The Balancing Act is a passage past considerable extremes that takes the audience on a winding path where fear is followed by insecurity, happiness by desperation, uncertainty by impatience, and once in a while we get a peek of serenity, connection, and peace. These don’t last long, of course; it never takes long for the dancers to perform a rhythmic, repetitive dance pattern performed with neurotic intensity, or for them to create a synchronous group sequence with familiar gestures of irritation and insecurity: A phrase that conjures associations with the famous choreography Rosas danst Rosas by Anne Teresa de Keersmaeker.

Control
When the dancers are literally teetering on the edge of the floor, waving their arms wildly to stop them from falling, things seem to be out of control; however, Van den Broek has everything firmly under control. She likes control. Everything points to that in the dance idiom she has developed in the course of two decades. Here, too, we see the style she calls ‘emotional minimalism’, with gestures and steps that are often intense, tight, and measured, giving a large degree of clarity to the design, concept, and theme.

This urge to control creates a clear framework for the emotions that the dancers intensely display in front of the camera in closeup: Slightly insane (Nik Rajšek), furious (Anthony van Gog) or weeping (Marion Bosetti). The texts on the shirts that appear from under their clothing also express various moods: “How is my breathing”, “It is a mind game”, “Create space”, and a universal truth: “You’ll screw it up one day”.
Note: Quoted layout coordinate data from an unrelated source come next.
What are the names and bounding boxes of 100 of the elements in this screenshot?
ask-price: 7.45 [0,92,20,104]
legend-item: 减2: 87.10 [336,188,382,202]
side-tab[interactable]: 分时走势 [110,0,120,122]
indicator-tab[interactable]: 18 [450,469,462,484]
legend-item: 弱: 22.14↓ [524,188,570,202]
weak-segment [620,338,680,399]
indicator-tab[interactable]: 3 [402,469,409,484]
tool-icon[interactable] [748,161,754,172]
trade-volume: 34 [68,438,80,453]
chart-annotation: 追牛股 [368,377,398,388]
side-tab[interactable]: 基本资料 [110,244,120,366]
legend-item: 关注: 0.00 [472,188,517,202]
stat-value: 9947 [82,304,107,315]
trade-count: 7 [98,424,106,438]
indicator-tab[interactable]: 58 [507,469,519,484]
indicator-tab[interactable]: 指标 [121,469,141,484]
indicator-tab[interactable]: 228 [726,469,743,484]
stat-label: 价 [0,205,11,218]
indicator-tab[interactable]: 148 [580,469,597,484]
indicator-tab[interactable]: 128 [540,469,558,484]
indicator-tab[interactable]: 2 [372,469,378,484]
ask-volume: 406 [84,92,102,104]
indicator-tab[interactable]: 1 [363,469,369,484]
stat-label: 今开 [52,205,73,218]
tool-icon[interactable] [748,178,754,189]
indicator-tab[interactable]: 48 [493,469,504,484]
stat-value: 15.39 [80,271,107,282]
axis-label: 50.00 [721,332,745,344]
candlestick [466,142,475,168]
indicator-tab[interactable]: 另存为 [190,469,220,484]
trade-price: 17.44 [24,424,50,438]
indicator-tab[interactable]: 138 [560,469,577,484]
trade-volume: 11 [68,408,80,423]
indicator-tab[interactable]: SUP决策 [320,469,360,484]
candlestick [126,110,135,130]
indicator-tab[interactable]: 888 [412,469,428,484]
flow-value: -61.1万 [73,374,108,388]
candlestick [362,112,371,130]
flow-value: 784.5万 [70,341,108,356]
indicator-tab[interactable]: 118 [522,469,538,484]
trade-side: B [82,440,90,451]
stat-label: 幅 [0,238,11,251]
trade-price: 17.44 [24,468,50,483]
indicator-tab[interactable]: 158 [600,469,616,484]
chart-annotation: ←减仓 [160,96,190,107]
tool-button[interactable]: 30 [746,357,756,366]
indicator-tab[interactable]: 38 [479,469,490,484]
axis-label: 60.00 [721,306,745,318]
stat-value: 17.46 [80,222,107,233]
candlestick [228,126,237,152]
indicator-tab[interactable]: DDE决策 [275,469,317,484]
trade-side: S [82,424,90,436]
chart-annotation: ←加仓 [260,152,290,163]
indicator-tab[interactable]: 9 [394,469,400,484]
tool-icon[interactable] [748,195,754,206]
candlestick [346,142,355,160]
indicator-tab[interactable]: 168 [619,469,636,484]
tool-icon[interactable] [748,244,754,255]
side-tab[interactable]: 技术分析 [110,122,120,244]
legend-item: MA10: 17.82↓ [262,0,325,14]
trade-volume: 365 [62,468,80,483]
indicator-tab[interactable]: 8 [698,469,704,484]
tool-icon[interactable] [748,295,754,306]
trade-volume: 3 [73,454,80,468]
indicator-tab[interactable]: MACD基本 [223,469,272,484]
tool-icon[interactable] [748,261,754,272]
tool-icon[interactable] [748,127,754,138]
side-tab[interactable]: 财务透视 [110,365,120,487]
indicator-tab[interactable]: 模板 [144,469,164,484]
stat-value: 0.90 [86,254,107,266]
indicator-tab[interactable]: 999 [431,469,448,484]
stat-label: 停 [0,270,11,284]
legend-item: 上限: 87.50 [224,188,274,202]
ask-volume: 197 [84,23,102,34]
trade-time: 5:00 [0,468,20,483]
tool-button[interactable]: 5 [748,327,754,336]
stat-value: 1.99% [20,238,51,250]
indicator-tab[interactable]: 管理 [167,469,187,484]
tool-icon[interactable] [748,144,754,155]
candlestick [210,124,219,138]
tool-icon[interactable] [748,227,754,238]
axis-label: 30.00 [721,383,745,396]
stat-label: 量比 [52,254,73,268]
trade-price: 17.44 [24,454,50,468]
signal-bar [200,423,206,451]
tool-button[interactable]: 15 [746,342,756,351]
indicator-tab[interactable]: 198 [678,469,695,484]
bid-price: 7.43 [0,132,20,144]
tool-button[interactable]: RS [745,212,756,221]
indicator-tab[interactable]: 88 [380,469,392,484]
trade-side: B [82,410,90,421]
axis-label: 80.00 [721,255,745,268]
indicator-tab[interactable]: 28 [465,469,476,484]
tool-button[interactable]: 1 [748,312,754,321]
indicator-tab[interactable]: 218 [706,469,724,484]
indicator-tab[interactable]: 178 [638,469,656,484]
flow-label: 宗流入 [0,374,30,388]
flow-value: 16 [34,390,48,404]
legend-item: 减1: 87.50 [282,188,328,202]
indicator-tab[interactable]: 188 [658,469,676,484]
Although all the different parts come together and the dancers take each other into their arms, in Van den Broek’s work it is imbalance that sets everything in motion. That is why her choreographies always demand an emotional investment of the audience, which in the case of The Balancing Act has been placed around the floor close to the action. As result there is no escape from the all too human condition of Van den Broek.